The activists' argument is straightforward: any permanent infrastructure on this beach changes what the beach fundamentally is. The seagrass beds that support the dugong population, the turtle nesting sites, the coral reef accessed directly from the sand, all of these depend on the absence of permanent structure and the low visitor density that comes with a beach reachable only by those willing to make the drive. Even stone huts change that calculation permanently.
“The beach is what it is because it is hard to reach. A hotel does not add to Ras Hankorab, it replaces what Ras Hankorab is.”
– Red Sea Log EditorialProtected status and what it means in practice
Wadi El Gemal National Park covers 7,450 square kilometres, 4,770 on land and 2,100 marine. It is managed under IUCN Category II, which permits educational and recreational tourism at sustainable scales but is intended to protect the ecosystem as its primary purpose. The park was established in direct response to the ecological value of this stretch of coast and the threats posed by unmanaged development.
Protected status creates a legal framework. It does not, by itself, prevent development. Enforcement and the independence of the decision-making process matter as much as the designation on paper. The 2025 campaign has brought international attention to the site, Mongabay, among others, has covered the dispute in detail. Whether that attention is sufficient to halt the project is not yet known.
Why the Atlas is documenting this
The Atlas exists in part to document what is being lost in the Red Sea, and to record threats before they become facts. Ras Hankorab has not yet been developed.
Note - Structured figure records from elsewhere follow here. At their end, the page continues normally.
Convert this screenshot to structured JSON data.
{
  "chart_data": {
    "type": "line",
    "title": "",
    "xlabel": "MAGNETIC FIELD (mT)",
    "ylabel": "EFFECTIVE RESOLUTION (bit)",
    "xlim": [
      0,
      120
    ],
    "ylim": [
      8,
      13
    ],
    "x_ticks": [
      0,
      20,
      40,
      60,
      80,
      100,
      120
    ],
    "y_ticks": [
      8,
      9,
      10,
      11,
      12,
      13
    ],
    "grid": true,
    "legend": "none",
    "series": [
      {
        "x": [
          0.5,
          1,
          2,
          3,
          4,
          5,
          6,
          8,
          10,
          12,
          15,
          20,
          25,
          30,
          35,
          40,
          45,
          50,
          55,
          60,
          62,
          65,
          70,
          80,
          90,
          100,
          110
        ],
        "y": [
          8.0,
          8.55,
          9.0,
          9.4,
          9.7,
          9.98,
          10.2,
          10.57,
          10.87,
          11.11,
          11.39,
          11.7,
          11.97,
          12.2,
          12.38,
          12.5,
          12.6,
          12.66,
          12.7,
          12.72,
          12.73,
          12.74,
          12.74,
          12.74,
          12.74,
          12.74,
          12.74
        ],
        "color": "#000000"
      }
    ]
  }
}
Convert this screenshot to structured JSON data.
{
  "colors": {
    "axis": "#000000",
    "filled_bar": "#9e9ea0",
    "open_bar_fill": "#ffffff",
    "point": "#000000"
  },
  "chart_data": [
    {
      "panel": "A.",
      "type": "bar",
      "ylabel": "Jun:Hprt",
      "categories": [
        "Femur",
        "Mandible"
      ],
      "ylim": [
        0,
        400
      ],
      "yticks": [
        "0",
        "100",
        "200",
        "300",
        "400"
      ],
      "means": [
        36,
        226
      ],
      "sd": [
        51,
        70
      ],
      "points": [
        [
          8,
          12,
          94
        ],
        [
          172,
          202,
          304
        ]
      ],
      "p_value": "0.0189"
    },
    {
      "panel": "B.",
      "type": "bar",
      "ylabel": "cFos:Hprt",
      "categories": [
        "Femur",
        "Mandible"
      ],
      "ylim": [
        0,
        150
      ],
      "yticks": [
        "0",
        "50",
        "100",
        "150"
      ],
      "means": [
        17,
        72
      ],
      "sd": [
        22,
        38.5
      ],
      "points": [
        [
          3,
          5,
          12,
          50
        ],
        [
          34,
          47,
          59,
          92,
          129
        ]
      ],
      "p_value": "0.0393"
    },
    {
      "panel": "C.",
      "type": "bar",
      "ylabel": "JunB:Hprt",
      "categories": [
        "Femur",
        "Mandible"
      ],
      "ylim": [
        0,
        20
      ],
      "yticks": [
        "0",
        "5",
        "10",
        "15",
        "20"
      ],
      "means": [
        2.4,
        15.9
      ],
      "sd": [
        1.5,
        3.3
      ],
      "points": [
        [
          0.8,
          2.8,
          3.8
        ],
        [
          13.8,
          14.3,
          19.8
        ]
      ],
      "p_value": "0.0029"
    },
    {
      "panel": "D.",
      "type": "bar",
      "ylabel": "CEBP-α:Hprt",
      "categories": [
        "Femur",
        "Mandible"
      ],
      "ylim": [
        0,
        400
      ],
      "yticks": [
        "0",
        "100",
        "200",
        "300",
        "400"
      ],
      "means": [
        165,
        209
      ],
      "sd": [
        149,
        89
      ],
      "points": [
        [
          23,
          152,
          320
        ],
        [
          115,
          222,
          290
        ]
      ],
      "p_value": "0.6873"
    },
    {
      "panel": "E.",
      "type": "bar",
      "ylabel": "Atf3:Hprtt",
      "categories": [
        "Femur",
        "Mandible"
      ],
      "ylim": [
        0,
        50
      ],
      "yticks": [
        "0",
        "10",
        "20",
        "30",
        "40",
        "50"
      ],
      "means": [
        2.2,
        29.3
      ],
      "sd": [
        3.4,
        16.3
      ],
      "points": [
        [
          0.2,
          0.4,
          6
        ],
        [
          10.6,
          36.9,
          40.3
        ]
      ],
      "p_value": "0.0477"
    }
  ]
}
The reef is still intact, the turtles still nest, the dugong still have their seagrass. This is a story about something that can still be saved, not something already gone.
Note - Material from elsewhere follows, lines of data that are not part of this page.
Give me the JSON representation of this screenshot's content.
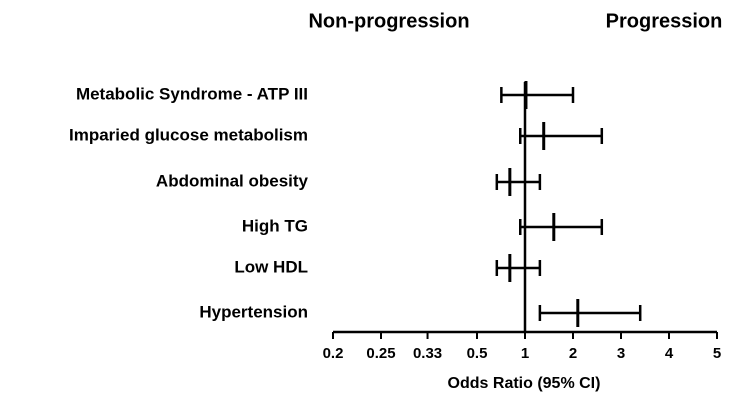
{
  "chart_data": {
    "type": "forest",
    "left_header": "Non-progression",
    "right_header": "Progression",
    "xlabel": "Odds  Ratio (95% CI)",
    "categories": [
      "Metabolic Syndrome - ATP III",
      "Imparied glucose metabolism",
      "Abdominal obesity",
      "High TG",
      "Low HDL",
      "Hypertension"
    ],
    "values": [
      1.02,
      1.39,
      0.76,
      1.6,
      0.76,
      2.1
    ],
    "lower": [
      0.67,
      0.91,
      0.63,
      0.91,
      0.63,
      1.31
    ],
    "upper": [
      2.0,
      2.6,
      1.31,
      2.6,
      1.31,
      3.4
    ],
    "xscale": "reciprocal",
    "reference": 1,
    "xlim": [
      0.2,
      5
    ],
    "xticks": [
      0.2,
      0.25,
      0.33,
      0.5,
      1,
      2,
      3,
      4,
      5
    ],
    "color": "#000000"
  }
}
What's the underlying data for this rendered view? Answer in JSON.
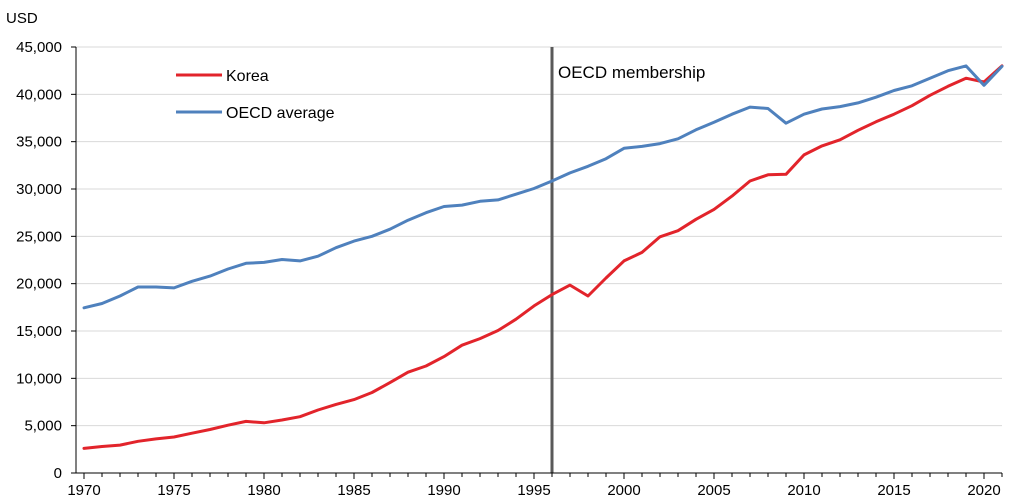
{
  "chart_data": {
    "type": "line",
    "title": "",
    "unit_label": "USD",
    "xlabel": "",
    "ylabel": "USD",
    "xlim": [
      1970,
      2021
    ],
    "ylim": [
      0,
      45000
    ],
    "y_ticks": [
      0,
      5000,
      10000,
      15000,
      20000,
      25000,
      30000,
      35000,
      40000,
      45000
    ],
    "y_tick_labels": [
      "0",
      "5,000",
      "10,000",
      "15,000",
      "20,000",
      "25,000",
      "30,000",
      "35,000",
      "40,000",
      "45,000"
    ],
    "x_ticks": [
      1970,
      1975,
      1980,
      1985,
      1990,
      1995,
      2000,
      2005,
      2010,
      2015,
      2020
    ],
    "x_tick_labels": [
      "1970",
      "1975",
      "1980",
      "1985",
      "1990",
      "1995",
      "2000",
      "2005",
      "2010",
      "2015",
      "2020"
    ],
    "grid": true,
    "legend_position": "top-left",
    "x": [
      1970,
      1971,
      1972,
      1973,
      1974,
      1975,
      1976,
      1977,
      1978,
      1979,
      1980,
      1981,
      1982,
      1983,
      1984,
      1985,
      1986,
      1987,
      1988,
      1989,
      1990,
      1991,
      1992,
      1993,
      1994,
      1995,
      1996,
      1997,
      1998,
      1999,
      2000,
      2001,
      2002,
      2003,
      2004,
      2005,
      2006,
      2007,
      2008,
      2009,
      2010,
      2011,
      2012,
      2013,
      2014,
      2015,
      2016,
      2017,
      2018,
      2019,
      2020,
      2021
    ],
    "series": [
      {
        "name": "Korea",
        "color": "#e2242b",
        "values": [
          2600,
          2800,
          2950,
          3350,
          3600,
          3800,
          4200,
          4600,
          5050,
          5450,
          5300,
          5600,
          5950,
          6650,
          7250,
          7750,
          8500,
          9550,
          10650,
          11300,
          12300,
          13500,
          14200,
          15050,
          16250,
          17650,
          18850,
          19850,
          18700,
          20600,
          22400,
          23300,
          24950,
          25600,
          26800,
          27850,
          29250,
          30850,
          31500,
          31550,
          33600,
          34550,
          35200,
          36200,
          37100,
          37900,
          38800,
          39900,
          40850,
          41700,
          41300,
          43000
        ]
      },
      {
        "name": "OECD average",
        "color": "#4f81bd",
        "values": [
          17450,
          17900,
          18700,
          19650,
          19650,
          19550,
          20250,
          20800,
          21550,
          22150,
          22250,
          22550,
          22400,
          22900,
          23800,
          24500,
          25000,
          25750,
          26700,
          27500,
          28150,
          28300,
          28700,
          28850,
          29450,
          30050,
          30850,
          31700,
          32400,
          33200,
          34300,
          34500,
          34800,
          35300,
          36250,
          37050,
          37900,
          38650,
          38500,
          36950,
          37900,
          38450,
          38700,
          39100,
          39700,
          40400,
          40900,
          41700,
          42500,
          43000,
          40950,
          42950
        ]
      }
    ],
    "annotations": [
      {
        "type": "vertical_line",
        "x": 1996,
        "label": "OECD membership",
        "color": "#595959"
      }
    ]
  }
}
We will follow the development dispute and update this page as the situation develops. If you have been to Ras Hankorab, have direct knowledge of the development plans, or are involved in the conservation campaign, the comment section below is the right place to add to the record.
Ras Hankorab is one of the last genuinely undeveloped beaches on the Egyptian Red Sea coast. It is first and foremost a beach, a destination for campers and day-trippers, not a diving hub. Its ecological value, sea turtle nesting, dugong habitat, intact reef accessible from shore, is directly tied to its current condition. The Atlas opposes development at this site and will document the progress of the conservation campaign. Anyone travelling the southern Red Sea coast is encouraged to see it while it remains as it is.